O cenário impressiona. A parada de ônibus foi tomada pela água, e as linhas de transporte público que passam pela avenida precisaram ter seus trajetos alterados. O tráfego também foi desviado, com rotas alternativas a dois ou três quarteirões da lagoa, dependendo do nível da água. Lojas ficaram ilhadas, e os prejuízos ainda estão sendo contabilizados pelos comerciantes.
O trailer de lanches de Marcos Floriano, de 35 anos, localizado a um quarteirão do cruzamento entre as avenidas, foi invadido pela água. Ele conta que o transbordamento começou no sábado (21). “A partir de sábado à noite, a lagoa começou a transbordar. A gente acha que foi porque as bombas quebraram. Todo ano é essa mesma coisa quando chove e a lagoa enche”, relatou o comerciante.
Segundo o boletim pluviométrico da Empresa de Pesquisa Agropecuária do Rio Grande do Norte (Emparn), choveu quase 75 milímetros até as 7h do domingo (22), considerando as 24 horas anteriores.
O ponto de venda do Marcos precisou ser fechado e só pôde reabrir quando o nível da água baixou. “A gente ia abrir ontem e não abriu por conta disso. Estava tudo alagado. A água entrou aqui. Nenhuma autoridade veio nos dar satisfação ou oferecer assistência”, reclama.
Mesmo com a água chegando, em alguns pontos, até a altura do joelho de um indivíduo de estatura mediana (1,70 m), algumas pessoas ainda se arriscavam a atravessar a via, apesar dos riscos associados à água contaminada. A moradora Ivanísia Maciel Xavier, de 55 anos, foi uma delas e disse que precisou buscar um medicamento na farmácia mais próxima, cuja calçada estava submersa. “Arrisquei porque fui comprar meu remédio. Apesar de comprar pelo site, preciso retirar na loja. Encontrei um senhor no meio do caminho que também estava atravessando, mas ele desistiu”, contou.
Ela utilizou um pedaço de madeira como apoio durante a travessia e reforçou que o problema é recorrente. “Já aconteceu em outras chuvas. Nunca se resolveu. Da outra vez, teve gente que trouxe barco e jet ski para atravessar. Então, é algo que a gente sempre tem que suportar”, afirmou.
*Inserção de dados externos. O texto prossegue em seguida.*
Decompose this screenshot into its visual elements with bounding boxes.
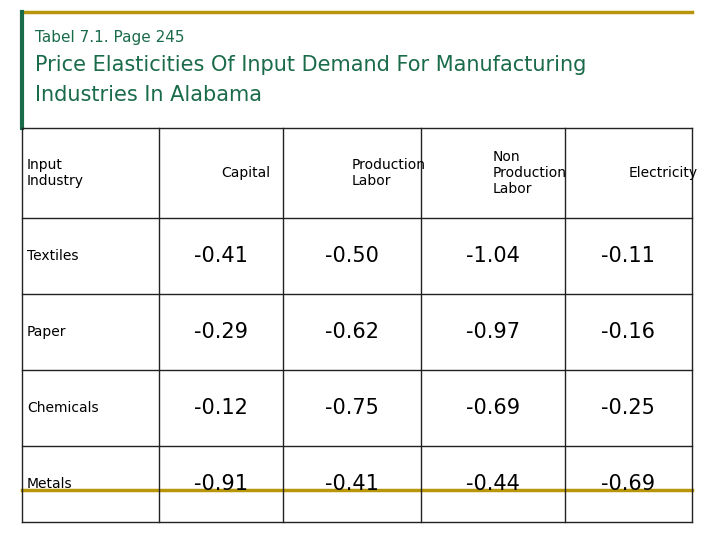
Text: Price Elasticities Of Input Demand For Manufacturing: Price Elasticities Of Input Demand For M…: [35, 55, 586, 75]
Text: Metals: Metals: [27, 477, 73, 491]
Text: Electricity: Electricity: [629, 166, 698, 180]
Text: -0.41: -0.41: [325, 474, 379, 494]
Text: -0.91: -0.91: [194, 474, 248, 494]
Text: Chemicals: Chemicals: [27, 401, 99, 415]
Text: -1.04: -1.04: [466, 246, 520, 266]
Text: Industries In Alabama: Industries In Alabama: [35, 85, 262, 105]
Text: -0.69: -0.69: [466, 398, 520, 418]
Text: -0.16: -0.16: [601, 322, 655, 342]
Text: -0.69: -0.69: [601, 474, 655, 494]
Text: -0.25: -0.25: [601, 398, 655, 418]
Text: Tabel 7.1. Page 245: Tabel 7.1. Page 245: [35, 30, 184, 45]
Text: -0.75: -0.75: [325, 398, 379, 418]
Text: Paper: Paper: [27, 325, 66, 339]
Text: -0.11: -0.11: [601, 246, 655, 266]
Text: Capital: Capital: [221, 166, 271, 180]
Text: Input
Industry: Input Industry: [27, 158, 84, 188]
Text: -0.44: -0.44: [466, 474, 520, 494]
Text: -0.62: -0.62: [325, 322, 379, 342]
Text: Textiles: Textiles: [27, 249, 78, 263]
Text: -0.29: -0.29: [194, 322, 248, 342]
Text: Non
Production
Labor: Non Production Labor: [492, 150, 567, 196]
Text: -0.41: -0.41: [194, 246, 248, 266]
Text: -0.50: -0.50: [325, 246, 379, 266]
Text: -0.12: -0.12: [194, 398, 248, 418]
Text: -0.97: -0.97: [466, 322, 520, 342]
Text: Production
Labor: Production Labor: [352, 158, 426, 188]
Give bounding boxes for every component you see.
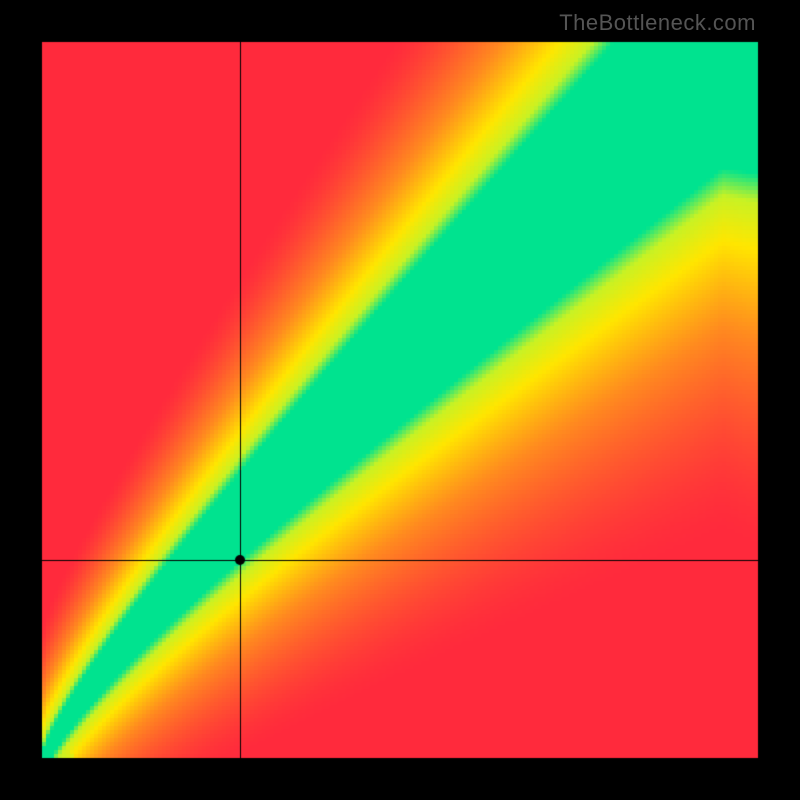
bottleneck-heatmap — [0, 0, 800, 800]
watermark-label: TheBottleneck.com — [559, 10, 756, 36]
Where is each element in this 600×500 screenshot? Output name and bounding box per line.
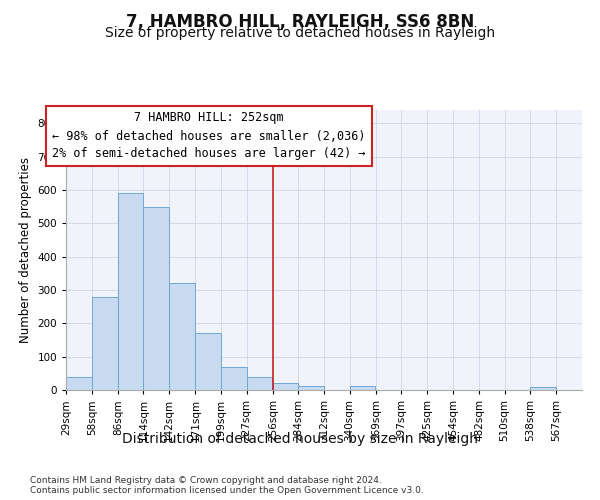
- Bar: [196, 334, 221, 390]
- Text: 7, HAMBRO HILL, RAYLEIGH, SS6 8BN: 7, HAMBRO HILL, RAYLEIGH, SS6 8BN: [126, 12, 474, 30]
- Text: Size of property relative to detached houses in Rayleigh: Size of property relative to detached ho…: [105, 26, 495, 40]
- Text: Distribution of detached houses by size in Rayleigh: Distribution of detached houses by size …: [122, 432, 478, 446]
- Bar: [298, 386, 324, 390]
- Bar: [66, 378, 92, 390]
- Y-axis label: Number of detached properties: Number of detached properties: [19, 157, 32, 343]
- Bar: [530, 388, 556, 390]
- Text: Contains HM Land Registry data © Crown copyright and database right 2024.
Contai: Contains HM Land Registry data © Crown c…: [30, 476, 424, 495]
- Bar: [143, 208, 169, 390]
- Text: 7 HAMBRO HILL: 252sqm
← 98% of detached houses are smaller (2,036)
2% of semi-de: 7 HAMBRO HILL: 252sqm ← 98% of detached …: [52, 112, 366, 160]
- Bar: [247, 378, 272, 390]
- Bar: [169, 284, 194, 390]
- Bar: [350, 386, 375, 390]
- Bar: [273, 384, 298, 390]
- Bar: [92, 298, 118, 390]
- Bar: [221, 368, 247, 390]
- Bar: [118, 192, 143, 390]
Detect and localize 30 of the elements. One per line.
Há pouco mais de um ano, a mesma lagoa também transbordou, invadindo a pista e dificultando o tráfego de veículos, embora sem necessidade de interdição imediata. Na ocasião, os moradores já suspeitavam, como agora, de falha na bomba de escoamento.
Drenagem
A região passou recentemente por obras de reestruturação e ampliação da rede de drenagem que integra a bacia da Avenida Ayrton Senna. Em 2023, a Prefeitura informou que os serviços tinham atingido 47% de conclusão. Iniciadas em setembro de 2023, as obras tinham conclusão prevista para o início de 2025, em parceria com o Governo Federal, ao custo de mais de R$ 6 milhões. O projeto foi dividido em duas etapas e prometia solucionar os pontos de alagamento e o transbordamento da lagoa de captação na área. Até o fechamento da edição, a Seinfra não respondeu sobre a conclusão do projeto nem esclareceu se as bombas estavam em pleno funcionamento antes do transbordamento.